Efficiency of services like Cloudinary, Imgix

deadcode picture deadcode · May 11, 2016 · Viewed 7.3k times · Source

I want to build a website with a lot of images and hence image manipulations like amazon, ebay, flipkart,etc. I have been suggested to use services like Cloudinary, Imgix, etc to resize my images since it would be better to store one version of each image although I'd need several versions with different sizes. I'd like to know how efficient these services are. Are there any issues? I'd like my website to be very fast and responsive. I have heard concerns like "Take into account that you're at least doubling the transfer latency involved, which will frequently dominate the time required to complete an image operation.

Normal: end_user->your_user->end_user

Through these services: end_user->your_user->you->your_user->end_user"

Answer

Paul Straw picture Paul Straw · May 11, 2016

(Disclaimer: I handle developer relations at imgix, and will be answering this post as it applies to our stack)

You're absolutely correct that for a completely uncached image, there are more "hops" involved to serve an image. For the first user to view an image, this can result in a slightly increased latency. After that, however, the image is cached by both our rendering cluster and global CDN, which makes subsequent requests for any image based off of the original much faster. Either way, the byte savings from serving correctly-sized images to the browser will almost always outweigh any additional latency from initial requests for an image.

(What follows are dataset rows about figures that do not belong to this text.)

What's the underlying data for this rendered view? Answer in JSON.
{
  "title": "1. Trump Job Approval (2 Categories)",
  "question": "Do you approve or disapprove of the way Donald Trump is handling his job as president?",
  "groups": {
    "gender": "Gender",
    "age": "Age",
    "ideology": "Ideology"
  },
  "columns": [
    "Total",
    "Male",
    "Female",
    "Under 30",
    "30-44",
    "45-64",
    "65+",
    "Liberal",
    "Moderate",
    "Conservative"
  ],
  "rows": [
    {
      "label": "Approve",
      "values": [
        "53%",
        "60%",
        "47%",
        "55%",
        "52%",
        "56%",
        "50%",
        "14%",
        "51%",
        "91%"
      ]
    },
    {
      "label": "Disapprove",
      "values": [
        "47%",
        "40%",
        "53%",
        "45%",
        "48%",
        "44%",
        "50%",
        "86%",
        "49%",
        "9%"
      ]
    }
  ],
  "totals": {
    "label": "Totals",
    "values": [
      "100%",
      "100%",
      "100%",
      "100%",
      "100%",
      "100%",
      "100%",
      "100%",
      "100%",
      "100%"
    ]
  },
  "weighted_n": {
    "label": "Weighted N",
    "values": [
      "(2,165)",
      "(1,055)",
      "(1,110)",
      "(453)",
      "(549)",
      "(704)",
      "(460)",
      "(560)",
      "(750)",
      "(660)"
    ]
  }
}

Here's a simple diagram that shows the flow when an image has not yet been cached:

                      ┌─────────────────┐  4. Origin responds
                      │   Your Origin   │  with full-size
                      │ (S3/web folder) │  `dogs.png` image.
                      └─────────────────┘
                        ▲             │
                        │             │
                        │             │
                        │             ▼
      3. Image is not ┌─────────────────┐  5. imgix caches the
cached at imgix, send │      imgix      │  full-size image, then
request to origin for │                 │  resizes it to 300px
           `dogs.png` └─────────────────┘  wide and caches that
                        ▲             │    derivative.
                        │             │
                        │             ▼
      2. Image is not ┌─────────────────┐  6. The imgix CDN
       cached at CDN, │ imgix CDN (edge │  caches the 300px wide
     forward to imgix │nodes worldwide) │  variant and serves it
   rendering cluster. └─────────────────┘  to the browser.
                        ▲             │
                        │             │
                        │             │
                        │             ▼
  1. Browser requests ┌─────────────────┐  7. The browser
     `dogs.png?w=300` │ User's Browser  │  receives and renders
                      │                 │  300px wide `dogs.png`.
                      └─────────────────┘

Once the image has been cached (after a single user requests it), the loop becomes much tighter:

 2. The imgix CDN has ┌─────────────────┐
 this variant cached, │ imgix CDN (edge │
 and serves it to the │nodes worldwide) │
             browser. └─────────────────┘
                        ▲             │
                        │             │
                        │             │
                        │             ▼
  1. Browser requests ┌─────────────────┐  3. The browser
     `dogs.png?w=300` │ User's Browser  │  receives and renders
                      │                 │  300px wide `dogs.png`.
                      └─────────────────┘

After an original image is cached at our rendering cluster, generating derivatives is also much faster (in this case, a 600px wide version), since they don't require an additional trip to your origin server:

3. Full-size image is ┌─────────────────┐  4. imgix resizes the
    already cached at │      imgix      │  cached full-size image
     imgix, no origin │                 │  to 600px wide and
      request needed. └─────────────────┘  caches that
                        ▲             │    derivative.
                        │             │
                        │             ▼
      2. Image is not ┌─────────────────┐  5. The imgix CDN
       cached at CDN, │ imgix CDN (edge │  caches the 600px wide
     forward to imgix │nodes worldwide) │  variant and serves it
   rendering cluster. └─────────────────┘  to the browser.
                        ▲             │
                        │             │
                        │             │
                        │             ▼
  1. Browser requests ┌─────────────────┐  6. The browser
     `dogs.png?w=600` │ User's Browser  │  receives and renders
                      │                 │  600px wide `dogs.png`.